Teach -- Don't Punish
We don't "punish", we "discipline", meaning that we are training our children how to control their actions and make wise decisions. In our home that can take many forms. With toddlers it is usually a lot of redirection. But with acts of direct disobedience, disrespect, and danger, we do spank. With disobedience, they are always given a warning, then they get one firm spank on their behind. If what they are doing is just out of curiosity, then do what you can to satisfy that curiosity while guiding them to the correct action. No matter what your discipline style, consistency is the key. Nothing works if there isn't consistency. And sometimes you have to find what does work right for your family. Sometimes writing a discipline mission statement can help you decide what discipline style will work for your family. What are your your goals? What characteristics do you wish to instill in your children? This isn't the same for everyone. So find what is right for you.

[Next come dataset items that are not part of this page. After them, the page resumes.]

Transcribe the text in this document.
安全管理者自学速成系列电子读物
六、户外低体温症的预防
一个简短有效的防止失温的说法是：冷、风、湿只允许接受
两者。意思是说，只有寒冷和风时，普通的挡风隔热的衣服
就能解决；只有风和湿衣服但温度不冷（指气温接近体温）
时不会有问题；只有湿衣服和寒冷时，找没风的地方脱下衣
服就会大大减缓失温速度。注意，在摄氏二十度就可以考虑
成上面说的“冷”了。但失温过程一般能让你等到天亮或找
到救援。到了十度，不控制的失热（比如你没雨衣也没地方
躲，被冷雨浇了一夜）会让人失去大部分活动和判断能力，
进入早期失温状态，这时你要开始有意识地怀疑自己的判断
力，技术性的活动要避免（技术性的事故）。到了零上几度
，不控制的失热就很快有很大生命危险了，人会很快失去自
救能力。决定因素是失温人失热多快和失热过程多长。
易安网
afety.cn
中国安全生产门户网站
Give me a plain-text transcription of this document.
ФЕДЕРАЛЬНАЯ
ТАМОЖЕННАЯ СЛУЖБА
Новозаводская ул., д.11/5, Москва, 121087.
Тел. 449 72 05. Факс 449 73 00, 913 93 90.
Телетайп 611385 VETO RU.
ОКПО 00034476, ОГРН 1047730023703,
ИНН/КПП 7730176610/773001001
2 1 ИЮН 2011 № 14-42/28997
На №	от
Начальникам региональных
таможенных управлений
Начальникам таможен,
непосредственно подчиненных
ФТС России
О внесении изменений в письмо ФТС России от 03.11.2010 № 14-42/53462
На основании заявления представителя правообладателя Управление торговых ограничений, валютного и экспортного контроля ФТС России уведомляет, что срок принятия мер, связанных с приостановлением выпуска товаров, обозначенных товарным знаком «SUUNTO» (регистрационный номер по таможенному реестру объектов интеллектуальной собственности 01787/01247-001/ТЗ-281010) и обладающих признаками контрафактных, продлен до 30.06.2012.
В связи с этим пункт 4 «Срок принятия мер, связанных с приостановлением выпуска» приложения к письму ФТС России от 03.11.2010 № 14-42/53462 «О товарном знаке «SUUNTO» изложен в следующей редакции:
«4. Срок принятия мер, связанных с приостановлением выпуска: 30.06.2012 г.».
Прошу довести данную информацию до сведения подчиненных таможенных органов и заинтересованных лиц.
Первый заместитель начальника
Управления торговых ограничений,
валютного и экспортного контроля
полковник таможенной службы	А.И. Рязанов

I don't believe in "punishing" toddlers. They are in a phase of development where they are exploring, playing with cause and effect and certainly don't see how their actions affect others. Discipline is "teaching." Your toddler acts this way because she is getting a lot of attention for it - it's a game of cause and effect. Even if you are mad at her, spanking, yelling, doing time out, that is all attention. Prevention, redirection & distraction are key. She's going to "misbehave" more if she's tired, sick or hungry so instead of trying to punish her at those times, take care of her needs. If she hits or bites you, get up and remove yourself. Don't let her bite you. And don't give her an audience. She will learn that hitting/biting = no fun because everyone stops playing. If you try to punish her, at this age, it's just a game.
Spanking: Yea or Nay?
We believe in spanking. I grew up with spankings and we respected our parents, and never got into any trouble. We are a close knit, loving family. I expect to raise my family as closely as I was raised.
How would you feel if you were overwhelmed by emotions and somebody spanked you for trying to work them out? How would you feel if you were punished for crying? That would make me feel like I am bad and wrong for having such strong emotions, and I would be less inclined to share those emotions as I got older, holding them in.